We can define this file more formally as follows. Let im_a and im_b be the identifiers of two patch-images. Let nn(im_a.idx,im_b,n) be the index of the n-th nearest neighbour of a patch im_a.idx to the patches in image im_b. Furthermore, let ds(im_a.idx,im_b,n) be the corresponding dissimilarity value. Then the file content is as follows:

im_a,im_b
nn(im_a.0,im_b,1), nn(im_a.1,im_b,1), ..., nn(im_a.M,im_b,1)
ds(im_a.0,im_b,1), ds(im_a.1,im_b,1), ..., ds(im_a.M,im_b,1)
nn(im_a.0,im_b,2), nn(im_a.1,im_b,2), ..., nn(im_a.M,im_b,2)
ds(im_a.0,im_b,2), ds(im_a.1,im_b,2), ..., ds(im_a.M,im_b,2)
...
nn(im_a.0,im_b,K), nn(im_a.K,im_b,K), ..., nn(im_a.M,im_b,N)
ds(im_a.0,im_b,K), ds(im_a.K,im_b,K), ..., ds(im_a.M,im_b,N)
im_c,im_d
nn(im_c.0,im_d,1), nn(im_c.1,im_d,1), ..., nn(im_c.P,im_d,1)
ds(im_c.0,im_d,1), ds(im_c.1,im_d,1), ..., ds(im_c.P,im_d,1)
...

For example, if a sequence s_boring contains only two patches, and the nearest neighbors of s_boring.a.0 are s_boring.b.1 and s_boring.b.0 with distance 12.3 and 14.2 respectively, and s_boring.b.0 and s_boring.b.1 are the nearest neighboors to s_boring.a.1 with distances 7.5 and 27.4, the results file should look something like:

s_boring.a,s_boring.b
1, 0
12.3, 7.5
0, 1
14.2, 27.4

Generating and validating the result files

You can generate the results files with MATLAB scripts matching_compute.m and compute the PR curves and the AP with matching_eval.m in the HBench toolbox.

Ground-truth labels

For each *.benchmark file, there is a corresponding *.labels file containing the ground-truth matching patches for each query patch. For example, the ground-truth file for the benchmark train_easy_illum looks like this:

> cat benchmarks/matching/train_easy_illum.labels 
i_boutique.ref,i_boutique.e1
0,1,2,3,4,5,6,...
0,1,2,3,4,5,6,...
i_boutique.ref,i_boutique.e2
0,1,2,3,4,5,6,...
0,1,2,3,4,5,6,...

Here each image pairs has to lines.

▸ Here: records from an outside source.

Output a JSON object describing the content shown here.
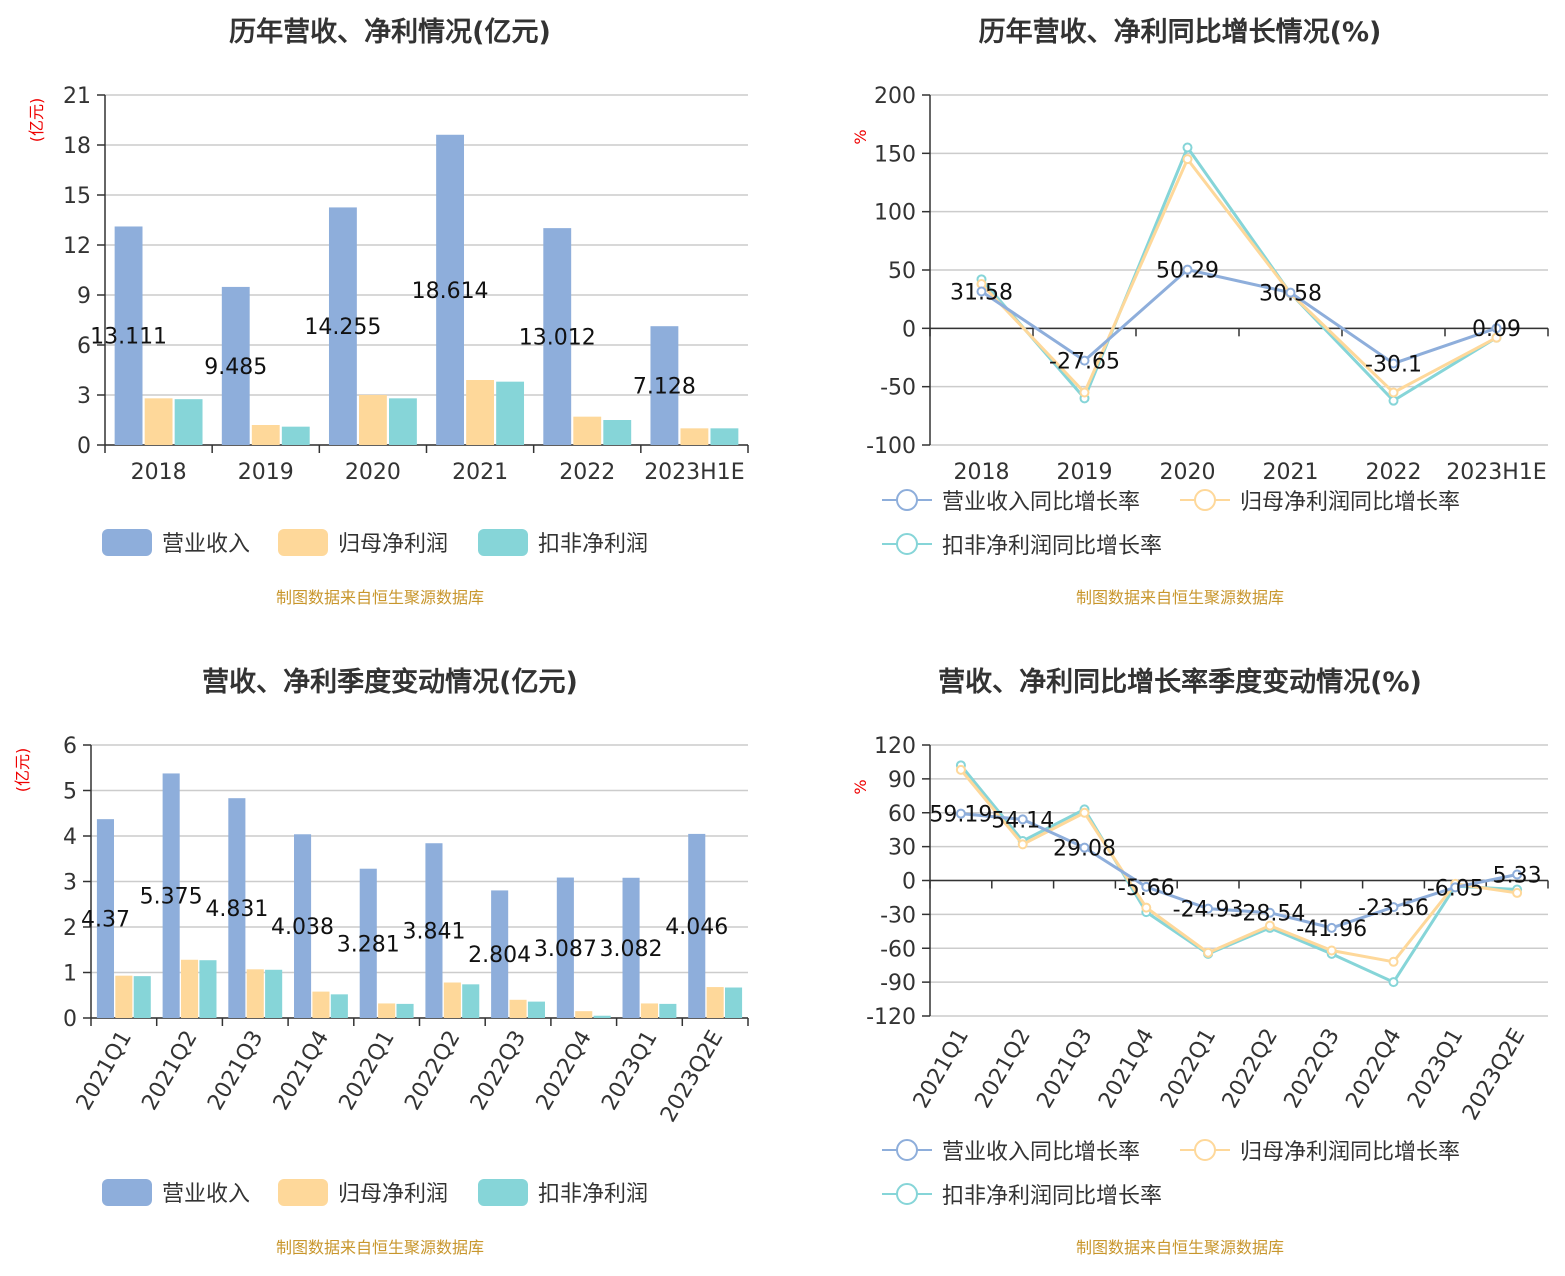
{
  "source_note": "制图数据来自恒生聚源数据库",
  "chart_data": [
    {
      "type": "bar",
      "title": "历年营收、净利情况(亿元)",
      "ylabel": "(亿元)",
      "ylim": [
        0,
        21
      ],
      "yticks": [
        0,
        3,
        6,
        9,
        12,
        15,
        18,
        21
      ],
      "categories": [
        "2018",
        "2019",
        "2020",
        "2021",
        "2022",
        "2023H1E"
      ],
      "series": [
        {
          "name": "营业收入",
          "color": "#8eaedb",
          "values": [
            13.111,
            9.485,
            14.255,
            18.614,
            13.012,
            7.128
          ],
          "labels": [
            "13.111",
            "9.485",
            "14.255",
            "18.614",
            "13.012",
            "7.128"
          ]
        },
        {
          "name": "归母净利润",
          "color": "#fed89a",
          "values": [
            2.8,
            1.2,
            3.0,
            3.9,
            1.7,
            1.0
          ]
        },
        {
          "name": "扣非净利润",
          "color": "#86d5d8",
          "values": [
            2.75,
            1.1,
            2.8,
            3.8,
            1.5,
            1.0
          ]
        }
      ],
      "legend": "bottom"
    },
    {
      "type": "line",
      "title": "历年营收、净利同比增长情况(%)",
      "ylabel": "%",
      "ylim": [
        -100,
        200
      ],
      "yticks": [
        -100,
        -50,
        0,
        50,
        100,
        150,
        200
      ],
      "categories": [
        "2018",
        "2019",
        "2020",
        "2021",
        "2022",
        "2023H1E"
      ],
      "series": [
        {
          "name": "营业收入同比增长率",
          "color": "#8eaedb",
          "values": [
            31.58,
            -27.65,
            50.29,
            30.58,
            -30.1,
            0.09
          ],
          "labels": [
            "31.58",
            "-27.65",
            "50.29",
            "30.58",
            "-30.1",
            "0.09"
          ]
        },
        {
          "name": "归母净利润同比增长率",
          "color": "#fed89a",
          "values": [
            38,
            -55,
            145,
            30,
            -55,
            -8
          ]
        },
        {
          "name": "扣非净利润同比增长率",
          "color": "#86d5d8",
          "values": [
            42,
            -60,
            155,
            30,
            -62,
            -8
          ]
        }
      ],
      "legend": "bottom"
    },
    {
      "type": "bar",
      "title": "营收、净利季度变动情况(亿元)",
      "ylabel": "(亿元)",
      "ylim": [
        0,
        6
      ],
      "yticks": [
        0,
        1,
        2,
        3,
        4,
        5,
        6
      ],
      "categories": [
        "2021Q1",
        "2021Q2",
        "2021Q3",
        "2021Q4",
        "2022Q1",
        "2022Q2",
        "2022Q3",
        "2022Q4",
        "2023Q1",
        "2023Q2E"
      ],
      "series": [
        {
          "name": "营业收入",
          "color": "#8eaedb",
          "values": [
            4.37,
            5.375,
            4.831,
            4.038,
            3.281,
            3.841,
            2.804,
            3.087,
            3.082,
            4.046
          ],
          "labels": [
            "4.37",
            "5.375",
            "4.831",
            "4.038",
            "3.281",
            "3.841",
            "2.804",
            "3.087",
            "3.082",
            "4.046"
          ]
        },
        {
          "name": "归母净利润",
          "color": "#fed89a",
          "values": [
            0.93,
            1.28,
            1.07,
            0.58,
            0.32,
            0.78,
            0.4,
            0.15,
            0.32,
            0.68
          ]
        },
        {
          "name": "扣非净利润",
          "color": "#86d5d8",
          "values": [
            0.92,
            1.27,
            1.06,
            0.52,
            0.31,
            0.74,
            0.36,
            0.05,
            0.31,
            0.67
          ]
        }
      ],
      "legend": "bottom"
    },
    {
      "type": "line",
      "title": "营收、净利同比增长率季度变动情况(%)",
      "ylabel": "%",
      "ylim": [
        -120,
        120
      ],
      "yticks": [
        -120,
        -90,
        -60,
        -30,
        0,
        30,
        60,
        90,
        120
      ],
      "categories": [
        "2021Q1",
        "2021Q2",
        "2021Q3",
        "2021Q4",
        "2022Q1",
        "2022Q2",
        "2022Q3",
        "2022Q4",
        "2023Q1",
        "2023Q2E"
      ],
      "series": [
        {
          "name": "营业收入同比增长率",
          "color": "#8eaedb",
          "values": [
            59.19,
            54.14,
            29.08,
            -5.66,
            -24.93,
            -28.54,
            -41.96,
            -23.56,
            -6.05,
            5.33
          ],
          "labels": [
            "59.19",
            "54.14",
            "29.08",
            "-5.66",
            "-24.93",
            "-28.54",
            "-41.96",
            "-23.56",
            "-6.05",
            "5.33"
          ]
        },
        {
          "name": "归母净利润同比增长率",
          "color": "#fed89a",
          "values": [
            98,
            32,
            60,
            -24,
            -64,
            -40,
            -62,
            -72,
            -3,
            -11
          ]
        },
        {
          "name": "扣非净利润同比增长率",
          "color": "#86d5d8",
          "values": [
            102,
            35,
            63,
            -28,
            -65,
            -42,
            -65,
            -90,
            -5,
            -8
          ]
        }
      ],
      "legend": "bottom"
    }
  ]
}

The first line is a list of patch indexes in the first image in the pair and the second line is a list of the corresponding patch indexes in the second image. In this example, indexes happen to be progressive due to the dataset construction method, but they need not to be in general.

Using this information, it is possible to compute the ROC and PR curves and mAP performance for the image matching task.

References

[1] K. Mikolajczyk and C. Schmid. A performance evaluation of local descriptors. In IEEE TPAMI 2005.